5.12    Voor zover het gaat om uitlatingen die zijn gedaan vóór 8 december 2015 zijn klagers in hun klacht niet-ontvankelijk op grond van het hiervoor weergegeven ne bis in idem-beginsel.

5.13    Voor zover het gaat om uitlatingen van na 8 december 2015 heeft verweerder aangevoerd dat tussen partijen een verschil van inzicht bestaat over de gerechtigdheid tot de IE rechten en de verdeling van de verkoopopbrengst. Tijdens het debat daarover heeft verweerder echter geen gegevens verstrekt die onjuist waren.

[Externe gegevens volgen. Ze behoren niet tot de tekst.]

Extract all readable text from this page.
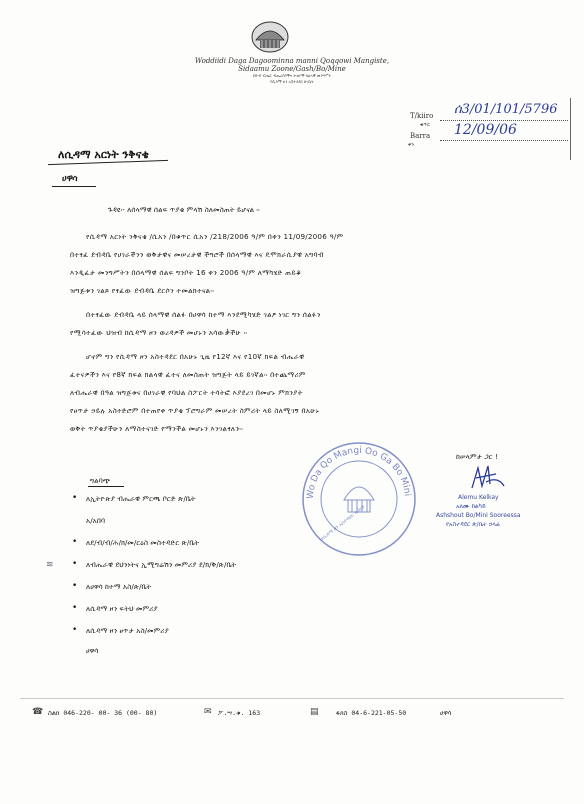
Woddiidi Daga Dagoominna manni Qoqqowi Mangiste,
Sidaamu Zoone/Gash/Bo/Mine
ደቡብ ብሔር ብሔረሰቦችና ሕዝቦች ክልላዊ መንግሥት
የሲዳማ ዞን አስተዳደር ጽ/ቤት
T/kiiro
ቁጥር
ሰ3/01/101/5796
Barra
ቀን
12/09/06
ለሲዳማ አርነት ንቅናቄ
ሀዋሳ
ጉዳዩ፡- ለሰላማዊ ሰልፍ ጥያቄ ምላሽ ስለመስጠት ይሆናል ፡፡
የሲዳማ አርነት ንቅናቄ /ሲአን /በቁጥር ሲአን /218/2006 ዓ/ም በቀን 11/09/2006 ዓ/ም
በተፃፈ ደብዳቤ የሀገራችንን ወቅታዊና መሠረታዊ ችግሮች በሰላማዊ እና ዴሞክራሲያዊ አግባብ
እንዲፈታ መንግሥትን በሰላማዊ ሰልፍ ግንቦት 16 ቀን 2006 ዓ/ም ለማካሄድ ጠይቆ
ዝግጅቱን ገልጾ የፃፈው ደብዳቤ ደርሶን ተመልክተናል፡፡
በተፃፈው ደብዳቤ ላይ ሰላማዊ ሰልፉ በሀዋሳ ከተማ እንደሚካሄድ ገልፆ ነገር ግን ሰልፉን
የሚሳተፈው ህዝብ ከሲዳማ ዞን ወረዳዎች መሆኑን አሳውቃችሁ ፡፡
ሆኖም ግን የሲዳማ ዞን አስተዳደር በአሁኑ ጊዜ የ12ኛ እና የ10ኛ ክፍል ብሔራዊ
ፈተናዎችን እና የ8ኛ ክፍል ክልላዊ ፈተና ለመስጠት ዝግጅት ላይ ይገኛል፡፡ በተጨማሪም
ለብሔራዊ በዓል ዝግጅቱና በሀገራዊ የባህል ስፖርት ተሳትፎ እያደረገ በመሆኑ ምክንያት
የፀጥታ ኃይሉ አስተድሮም በተጠየቀ ጥያቄ ፕሮግራም መሠረት ስምሪት ላይ ስለሚገኝ በአሁኑ
ወቅት ጥያቄያችሁን ለማስተናገድ የማንችል መሆኑን እንገልፃለን፡፡
ከሠላምታ ጋር !
Alemu Kelkay
አለሙ ከልካይ
Ashshout Bo/Mini Sooreessa
የአስተዳደር ጽ/ቤት ኃላፊ
Wo Da Qo Mangi Oo Ga Bo Mini
የሲዳማ ዞን አስተዳደር ጽ/ቤት
ግልባጭ
• ለኢትዮጵያ ብሔራዊ ምርጫ ቦርድ ጽ/ቤት
አ/አበባ
• ለደ/ብ/ብ/ሕ/ክ/መ/ርዕስ መስተዳድር ጽ/ቤት
• ለብሔራዊ ደህንነትና ኢሚግሬሽን መምሪያ ደ/ክ/ቅ/ጽ/ቤት
• ለሀዋሳ ከተማ አስ/ጽ/ቤት
• ለሲዳማ ዞን ፍትህ መምሪያ
• ለሲዳማ ዞን ፀጥታ አስ/መምሪያ
ሀዋሳ
≋
☎ ስልክ 046-220- 00- 36 (00- 80)	✉ ፖ.ሣ.ቁ. 163	▤	ፋክስ 04-6-221-05-50	ሀዋሳ
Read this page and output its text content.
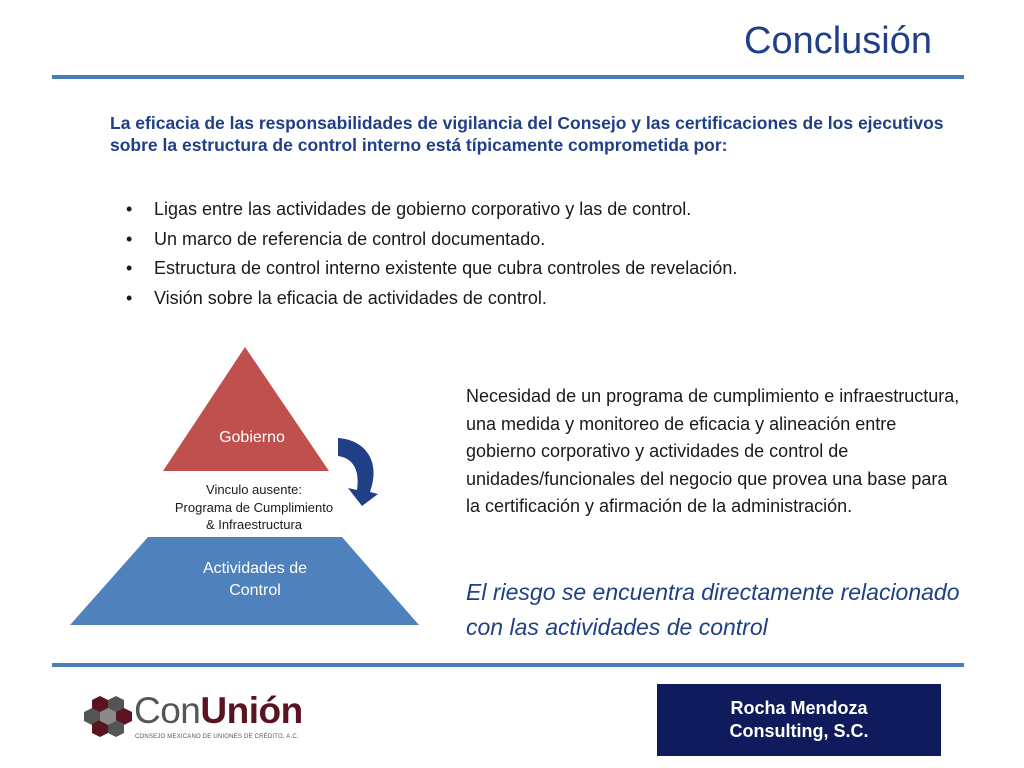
Conclusión
La eficacia de las responsabilidades de vigilancia del Consejo y las certificaciones de los ejecutivos sobre la estructura de control interno está típicamente comprometida por:
• Ligas entre las actividades de gobierno corporativo y las de control.
• Un marco de referencia de control documentado.
• Estructura de control interno existente que cubra controles de revelación.
• Visión sobre la eficacia de actividades de control.
Gobierno
Vinculo ausente:
Programa de Cumplimiento
& Infraestructura
Actividades de
Control
Necesidad de un programa de cumplimiento e infraestructura, una medida y monitoreo de eficacia y alineación entre gobierno corporativo y actividades de control de unidades/funcionales del negocio que provea una base para la certificación y afirmación de la administración.
El riesgo se encuentra directamente relacionado con las actividades de control
ConUnión
CONSEJO MEXICANO DE UNIONES DE CRÉDITO, A.C.
Rocha Mendoza
Consulting, S.C.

5.14    De raad overweegt dat het niet aan de tuchtrechter is om te oordelen over de vraag wie rechthebbende is op IE rechten. Dit oordeel is voorbehouden aan de civiele rechter. Ten aanzien van de stelling dat verweerder zich heeft bediend van onjuistheden, komt de raad tot het oordeel dat klagers deze stelling onvoldoende feitelijk hebben onderbouwd. Klachtonderdeel e is ongegrond.

Slotsom

5.15    De slotsom is dat klagers in klachtonderdelen a, c, d, g en f niet-ontvankelijk zijn.

5.16    Klachtonderdeel b is ongegrond.

5.17    In klachtonderdeel e zijn klagers niet-ontvankelijk zoals overwogen in 5.12 en voor het overige is dit klachtonderdeel ongegrond.

BESLISSING

De raad van discipline:

-    verklaart klagers in klachtonderdelen a, c, d, g en f niet-ontvankelijk;

-    verklaart klachtonderdeel b ongegrond;

-    verklaart klagers in klachtonderdeel e niet-ontvankelijk zoals overwogen in     5.12;

-    verklaart klachtonderdeel e voor het overige ongegrond.

Aldus beslist door mr. M.P.J.G. Göbbels, voorzitter, mrs. R.A.M. Oranje-Jorna en L.P.M. Eenens, leden, bijgestaan door mr. A. Tijs als griffier en uitgesproken in het openbaar op 1 juli 2019.